Learn how Dema’s incrementality testing isolates the true impact of your marketing campaigns on both sales and profit.
Incrementality testing helps you measure the true causal impact of your marketing campaigns. Instead of relying on correlation-based metrics (like attribution models), it uses controlled experiments to see what really happens when you increase or decrease marketing spend.
Key idea: Incrementality testing answers the question: Would we have seen the same results without this marketing spend?
Dema’s methodology is based on geo-experiments, where we compare treatment regions (where we modify marketing spend) to control regions (where spend continues as usual). This helps isolate the actual effect of marketing.
Lift Test
Treatment regions have ads paused or reduced (holdout treatment) to measure how much performance drops without marketing.
New Channel Test
Treatment regions receive new channel ads to see if it drives incremental sales and profit beyond existing marketing efforts.
Unlike traditional methods that only focus on sales, Dema’s platform allows you to measure profit impact as well. Since we track GP2 and GP3 (Net Gross Profit), we can calculate effective ROAS (epROAS)—a profit-based ROAS that includes costs like returns and marketing spend.
Dema’s testing framework consists of three key phases:
1
Design
Selecting treatment and control regions
We use historical data to find similar regions based on marketing activity, sales trends, and seasonality.
Using synthetic control groups
Instead of simple A/B splits, we create a weighted blend of control regions that best mimic the treatment region’s past performance.
Example: If Los Angeles is a treatment region, our model might determine that 50% of Houston, 30% of Phoenix, and 20% of Denver together best match LA’s historical trends.
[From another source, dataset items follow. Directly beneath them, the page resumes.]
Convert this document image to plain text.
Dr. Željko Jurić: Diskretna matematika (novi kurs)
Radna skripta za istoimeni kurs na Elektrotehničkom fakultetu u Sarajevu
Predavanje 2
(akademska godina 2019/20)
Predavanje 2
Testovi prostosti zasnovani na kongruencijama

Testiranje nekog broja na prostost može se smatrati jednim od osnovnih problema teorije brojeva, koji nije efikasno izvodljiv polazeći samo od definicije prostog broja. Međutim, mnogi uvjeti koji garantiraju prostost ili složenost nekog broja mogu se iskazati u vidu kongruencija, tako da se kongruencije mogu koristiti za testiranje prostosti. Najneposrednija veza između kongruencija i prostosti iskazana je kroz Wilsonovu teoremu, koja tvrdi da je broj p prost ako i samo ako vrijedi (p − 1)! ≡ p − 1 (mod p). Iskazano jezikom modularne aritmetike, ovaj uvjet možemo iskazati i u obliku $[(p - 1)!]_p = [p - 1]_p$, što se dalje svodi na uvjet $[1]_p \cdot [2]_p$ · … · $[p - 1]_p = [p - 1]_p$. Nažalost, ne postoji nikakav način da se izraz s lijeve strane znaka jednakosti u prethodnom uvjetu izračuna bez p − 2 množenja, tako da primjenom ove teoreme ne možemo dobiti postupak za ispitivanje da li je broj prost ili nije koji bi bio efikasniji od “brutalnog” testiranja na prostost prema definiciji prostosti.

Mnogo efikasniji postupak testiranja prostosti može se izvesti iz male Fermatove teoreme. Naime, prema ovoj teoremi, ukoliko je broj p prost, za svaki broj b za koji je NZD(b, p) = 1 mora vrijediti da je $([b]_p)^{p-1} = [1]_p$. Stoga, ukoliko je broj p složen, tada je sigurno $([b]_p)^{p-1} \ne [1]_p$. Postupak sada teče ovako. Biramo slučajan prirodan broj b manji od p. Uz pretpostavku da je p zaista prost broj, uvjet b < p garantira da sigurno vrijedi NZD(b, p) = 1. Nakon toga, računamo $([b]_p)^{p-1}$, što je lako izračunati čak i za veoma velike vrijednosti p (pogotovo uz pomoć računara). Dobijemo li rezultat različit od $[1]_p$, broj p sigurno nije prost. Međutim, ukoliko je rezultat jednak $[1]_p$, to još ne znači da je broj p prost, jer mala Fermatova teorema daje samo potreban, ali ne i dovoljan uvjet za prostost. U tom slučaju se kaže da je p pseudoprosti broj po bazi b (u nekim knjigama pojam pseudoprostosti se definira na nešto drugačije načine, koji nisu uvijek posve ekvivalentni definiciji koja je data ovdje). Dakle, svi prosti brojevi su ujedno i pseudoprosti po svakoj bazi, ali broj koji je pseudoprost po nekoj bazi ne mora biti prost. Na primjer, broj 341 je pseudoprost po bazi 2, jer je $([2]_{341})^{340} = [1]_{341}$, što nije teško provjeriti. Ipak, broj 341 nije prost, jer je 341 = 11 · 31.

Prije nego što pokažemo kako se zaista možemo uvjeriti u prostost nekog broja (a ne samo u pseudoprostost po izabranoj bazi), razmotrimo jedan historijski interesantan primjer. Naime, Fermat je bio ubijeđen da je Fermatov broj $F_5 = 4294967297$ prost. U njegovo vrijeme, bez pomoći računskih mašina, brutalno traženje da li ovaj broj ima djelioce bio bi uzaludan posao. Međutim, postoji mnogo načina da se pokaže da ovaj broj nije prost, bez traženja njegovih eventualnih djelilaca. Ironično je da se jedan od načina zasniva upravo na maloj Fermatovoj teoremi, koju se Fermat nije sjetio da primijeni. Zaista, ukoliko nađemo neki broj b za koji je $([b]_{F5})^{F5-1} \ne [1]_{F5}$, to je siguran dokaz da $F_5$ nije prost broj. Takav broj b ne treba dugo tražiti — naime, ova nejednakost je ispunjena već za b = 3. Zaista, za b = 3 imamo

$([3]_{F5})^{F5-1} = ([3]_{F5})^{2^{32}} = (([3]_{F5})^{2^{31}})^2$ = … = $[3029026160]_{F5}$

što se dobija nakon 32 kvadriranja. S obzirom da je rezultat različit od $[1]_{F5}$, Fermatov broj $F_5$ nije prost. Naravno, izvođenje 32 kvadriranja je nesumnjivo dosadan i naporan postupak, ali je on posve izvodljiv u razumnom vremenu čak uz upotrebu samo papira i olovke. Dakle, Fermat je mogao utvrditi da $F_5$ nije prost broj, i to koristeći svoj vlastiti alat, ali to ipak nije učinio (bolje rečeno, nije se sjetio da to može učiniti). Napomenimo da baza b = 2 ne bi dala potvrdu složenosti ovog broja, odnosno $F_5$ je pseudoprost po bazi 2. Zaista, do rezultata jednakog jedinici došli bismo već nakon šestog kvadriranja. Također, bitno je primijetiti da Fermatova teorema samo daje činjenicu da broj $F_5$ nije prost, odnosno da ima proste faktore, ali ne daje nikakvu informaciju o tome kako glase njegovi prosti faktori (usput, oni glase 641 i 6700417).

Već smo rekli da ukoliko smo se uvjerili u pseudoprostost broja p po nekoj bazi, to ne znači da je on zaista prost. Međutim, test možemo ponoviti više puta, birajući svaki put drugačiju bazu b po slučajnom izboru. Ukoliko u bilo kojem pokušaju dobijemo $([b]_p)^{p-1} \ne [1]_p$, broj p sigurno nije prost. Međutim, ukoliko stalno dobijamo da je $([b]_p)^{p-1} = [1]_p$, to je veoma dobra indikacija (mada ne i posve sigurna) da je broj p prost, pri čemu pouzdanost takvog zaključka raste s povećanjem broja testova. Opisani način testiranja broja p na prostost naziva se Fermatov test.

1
This makes the comparison more accurate than a random split.
Grouping zip codes by commute zones
We recognize that people often shop and commute across city boundaries.
Instead of using rigid geographic lines, we cluster zip codes into commute zones where consumers travel frequently.
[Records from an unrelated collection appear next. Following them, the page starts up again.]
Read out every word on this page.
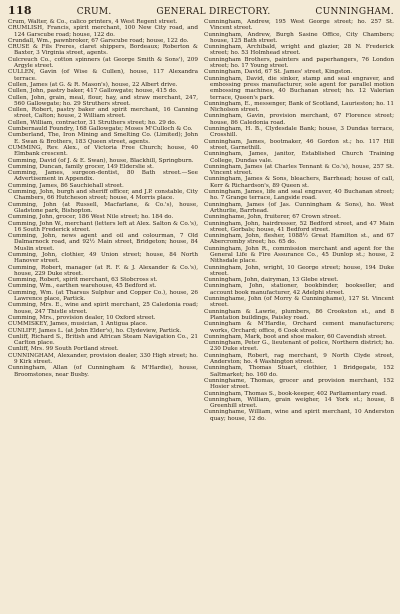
118	CRUM.	GENERAL DIRECTORY.	CUNNINGHAM.

Crum, Walter, & Co., calico printers, 4 West Regent street.

CRUMLISH, Francis, spirit merchant, 100 New City road, and 124 Garscube road; house, 122 do.

Crundall, Wm., pawnbroker, 67 Garscube road; house, 122 do.

CRUSE & Fils Freres, claret shippers, Bordeaux; Roberton & Baxter, 3 Virginia street, agents.

Culcreuch Co., cotton spinners (at George Smith & Sons'), 209 Argyle street.

CULLEN, Gavin (of Wise & Cullen), house, 117 Alexandra terrace.

Cullen, James (at G. & R. Mason's), house, 22 Albert drive.

Cullen, John, pastry baker, 417 Gallowgate; house, 415 do.

Cullen, John, grain, meal, flour, hay, and straw merchant, 247, 560 Gallowgate; ho. 29 Struthers street.

Cullen, Robert, pastry baker and spirit merchant, 16 Canning street, Calton; house, 2 William street.

Cullen, William, contractor, 31 Struthers street; ho. 29 do.

Cumbernauld Foundry, 168 Gallowgate; Moses M'Culloch & Co.

Cumberland, The, Iron Mining and Smelting Co. (Limited); John E. Swan & Brothers, 183 Queen street, agents.

CUMMING, Rev. Alex., of Victoria Free Church; house, 40 Elmbank crescent.

Cumming, David (of J. & E. Swan), house, Blackhill, Springburn.

Cumming, Duncan, family grocer, 149 Elderslie st.

Cumming, James, surgeon-dentist, 80 Bath street.—See Advertisement in Appendix.

Cumming, James, 86 Sauchiehall street.

Cumming, John, burgh and sheriff officer, and J.P. constable, City Chambers, 66 Hutcheson street; house, 4 Morris place.

Cumming, John (at Russell, Macfarlane, & Co.'s), house, Gladstone park, Bishopton.

Cumming, John, grocer, 186 West Nile street; ho. 184 do.

Cumming, John W., merchant (letters left at Alex. Salton & Co.'s), 16 South Frederick street.

Cumming, John, news agent and oil and colourman, 7 Old Dalmarnock road, and 92½ Main street, Bridgeton; house, 84 Muslin street.

Cumming, John, clothier, 49 Union street; house, 84 North Hanover street.

Cumming, Robert, manager (at R. F. & J. Alexander & Co.'s), house, 229 Duke street.

Cumming, Robert, spirit merchant, 63 Stobcross st.

Cumming, Wm., earthen warehouse, 45 Bedford st.

Cumming, Wm. (at Tharsus Sulphur and Copper Co.), house, 26 Lawrence place, Partick.

Cumming, Mrs. E., wine and spirit merchant, 25 Caledonia road; house, 247 Thistle street.

Cumming, Mrs., provision dealer, 10 Oxford street.

CUMMISKEY, James, musician, 1 Antigua place.

CUNLIFF, James L. (at John Elder's), ho. Clydeview, Partick.

Cunliff, Richard S., British and African Steam Navigation Co., 21 Carlton place.

Cunliff, Mrs. 99 South Portland street.

CUNNINGHAM, Alexander, provision dealer, 330 High street; ho. 9 Kirk street.

Cunningham, Allan (of Cunningham & M'Hardie), house, Broomstones, near Busby.

Cunningham, Andrew, 195 West George street; ho. 257 St. Vincent street.

Cunningham, Andrew, Burgh Sasine Office, City Chambers; house, 125 Bath street.

Cunningham, Archibald, wright and glazier, 28 N. Frederick street; ho. 53 Holmhead street.

Cunningham Brothers, painters and paperhangers, 76 London street; ho. 17 Young street.

Cunningham, David, 67 St. James' street, Kingston.

Cunningham, David, die sinker, stamp and seal engraver, and embossing press manufacturer, sole agent for parallel motion embossing machines, 40 Buchanan street; ho. 12 Valerian terrace, Queen's park.

Cunningham, E., messenger, Bank of Scotland, Laurieston; ho. 11 Nicholson street.

Cunningham, Gavin, provision merchant, 67 Florence street; house, 86 Caledonia road.

Cunningham, H. B., Clydesdale Bank; house, 3 Dundas terrace, Crosshill.

Cunningham, James, bootmaker, 46 Gordon st.; ho. 117 Hill street, Garnethill.

Cunningham, James, janitor, Established Church Training College, Dundas vale.

Cunningham, James (at Charles Tennant & Co.'s), house, 257 St. Vincent street.

Cunningham, James & Sons, bleachers, Barrhead; house of call, Kerr & Richardson's, 89 Queen st.

Cunningham, James, life and seal engraver, 40 Buchanan street; ho. 7 Grange terrace, Langside road.

Cunningham, James (of Jas. Cunningham & Sons), ho. West Arthurlie, Barrhead.

Cunninghame, John, fruiterer, 67 Crown street.

Cunningham, John, hairdresser, 52 Bedford street, and 47 Main street, Gorbals; house, 41 Bedford street.

Cunningham, John, flesher, 1088½ Great Hamilton st., and 67 Abercromby street; ho. 65 do.

Cunningham, John R., commission merchant and agent for the General Life & Fire Assurance Co., 45 Dunlop st.; house, 2 Nithsdale place.

Cunningham, John, wright, 10 George street; house, 194 Duke street.

Cunningham, John, dairyman, 13 Glebe street.

Cunningham, John, stationer, bookbinder, bookseller, and account book manufacturer, 42 Adelphi street.

Cunninghame, John (of Morry & Cunninghame), 127 St. Vincent street.

Cunningham & Lawrie, plumbers, 86 Crookston st., and 8 Plantation buildings, Paisley road.

Cunningham & M'Hardie, Orchard cement manufacturers; works, Orchard; office, 6 Cook street.

Cunningham, Mark, boot and shoe maker, 60 Cavendish street.

Cunningham, Peter G., lieutenant of police, Northern district; ho. 230 Duke street.

Cunningham, Robert, rag merchant, 9 North Clyde street, Anderston; ho. 4 Washington street.

Cunningham, Thomas Stuart, clothier, 1 Bridgegate, 152 Saltmarket; ho. 160 do.

Cunninghame, Thomas, grocer and provision merchant, 152 Hosier street.

Cunningham, Thomas S., book-keeper, 402 Parliamentary road.

Cunningham, William, grain weigher, 14 York st.; house, 8 Greenhill street.

Cunninghame, William, wine and spirit merchant, 10 Anderston quay; house, 12 do.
This ensures our treatment and control regions reflect actual shopping behavior.
2
Implementation
Region assignment
Dema provides the list of treatment and control regions
Ensures alignment with real-world consumer movement patterns
Campaign adjustments
Your team adjusts campaign settings in ad platforms
Either increasing spend (new channel treatment) or pausing campaigns (holdout treatment)
Test execution
The experiment runs for a set duration to collect enough data for analysis
3
Analysis
Once the test is complete, we analyze results using synthetic control modeling:Comparing actual vs. predicted outcomes
Check how sales and profitability in treatment regions compare to control group trends
Evaluate performance against baseline expectations
Measuring incremental lift
Calculate the increase or decrease directly caused by marketing spend changes
Isolate true causal impact from other factors
Calculating incremental ROAS and epROAS
Unlike standard ROAS based on clicks/views
Incremental ROAS isolates true marketing impact
epROAS incorporates profit margins, costs, and return rates
By focusing on incrementality, Dema ensures you’re making data-driven decisions based on the actual business impact of your marketing, not just attributed conversions that might have happened anyway.